Let me also say that I’m not particularly fond of driving to begin with. I put up with daily commutes and weekends spent running errands because I have to, but these all take place on short, fixed routes made well-worn by familiarity. I’d also rather not walk to the dry cleaners, the ATM, the grocery store

or my absolutely necessary bagel-and-coffee run to Einstein’s. When I travel, the road can be relaxing in a hypnotically comforting way, although that feeling is greatly enhanced if there’s something interesting to look at.
But when I’m on business travel assignment, driving is a second job. I’m constantly thinking about what I’m going to write about, what the next stop on my itinerary is, how to get there and the fact that the rustic, weathered barn I just passed would have made a great photo. Let’s not even mention the notes I could—and should—be taking if both my hands weren’t occupied. And if I happen to be somewhere I love, like the Pacific Northwest or San Francisco or the English countryside, I want to be a total tourist, relax and look out the window rather than scouting for road signs or playing passing roulette with other vehicles on a 40-mile stretch of winding two-lane roadway.

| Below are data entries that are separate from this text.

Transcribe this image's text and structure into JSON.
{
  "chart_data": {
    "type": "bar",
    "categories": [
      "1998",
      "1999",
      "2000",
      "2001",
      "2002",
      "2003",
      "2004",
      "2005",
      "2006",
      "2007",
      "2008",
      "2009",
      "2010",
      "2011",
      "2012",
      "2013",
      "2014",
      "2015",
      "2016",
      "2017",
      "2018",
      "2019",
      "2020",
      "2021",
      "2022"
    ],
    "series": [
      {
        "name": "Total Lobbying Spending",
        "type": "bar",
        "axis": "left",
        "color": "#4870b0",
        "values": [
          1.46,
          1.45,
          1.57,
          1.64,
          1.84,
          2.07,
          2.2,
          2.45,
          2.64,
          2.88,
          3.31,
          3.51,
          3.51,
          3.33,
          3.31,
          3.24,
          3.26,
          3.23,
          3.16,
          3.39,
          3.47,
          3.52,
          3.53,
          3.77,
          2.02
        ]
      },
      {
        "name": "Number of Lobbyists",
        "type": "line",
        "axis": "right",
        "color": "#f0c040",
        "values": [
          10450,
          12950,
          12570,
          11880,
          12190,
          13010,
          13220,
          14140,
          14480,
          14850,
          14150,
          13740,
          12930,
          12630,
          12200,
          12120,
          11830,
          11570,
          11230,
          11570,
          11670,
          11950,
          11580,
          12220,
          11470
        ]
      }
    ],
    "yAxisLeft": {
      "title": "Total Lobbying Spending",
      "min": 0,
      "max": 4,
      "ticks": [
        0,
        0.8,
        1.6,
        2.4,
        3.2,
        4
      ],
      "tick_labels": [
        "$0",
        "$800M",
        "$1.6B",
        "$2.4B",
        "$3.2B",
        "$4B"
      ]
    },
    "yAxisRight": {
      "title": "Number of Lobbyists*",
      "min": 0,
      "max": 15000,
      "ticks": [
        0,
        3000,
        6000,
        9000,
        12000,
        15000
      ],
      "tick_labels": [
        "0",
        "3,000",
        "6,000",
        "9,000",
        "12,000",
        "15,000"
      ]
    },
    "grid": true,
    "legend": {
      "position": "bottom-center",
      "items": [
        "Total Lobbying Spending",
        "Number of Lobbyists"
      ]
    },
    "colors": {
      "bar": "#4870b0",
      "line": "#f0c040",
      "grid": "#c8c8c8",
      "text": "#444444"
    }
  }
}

My most enjoyable assignments are therefore the ones where I can cajole a good friend of mine to come along

and oh, by the way, could you please do the driving? My fellow blogger
Eli Ellison, on the other hand, is just the opposite; the crazier the conditions the better he likes it. Piloting a rented VW bug through the teeming alleyways of New Delhi with only a dog-eared copy of Let’s Go India & Nepal for guidance would be his idea of fun. A perilous mountain road with a sheer drop-off and no guardrail? Child’s play. The sudden appearance of livestock on a potholed stretch of asphalt snaking through Yucatecan jungle? No problema. Street signs in Sanskrit? Bring it on.
How does everyone out there feel? Let’s hear some comments.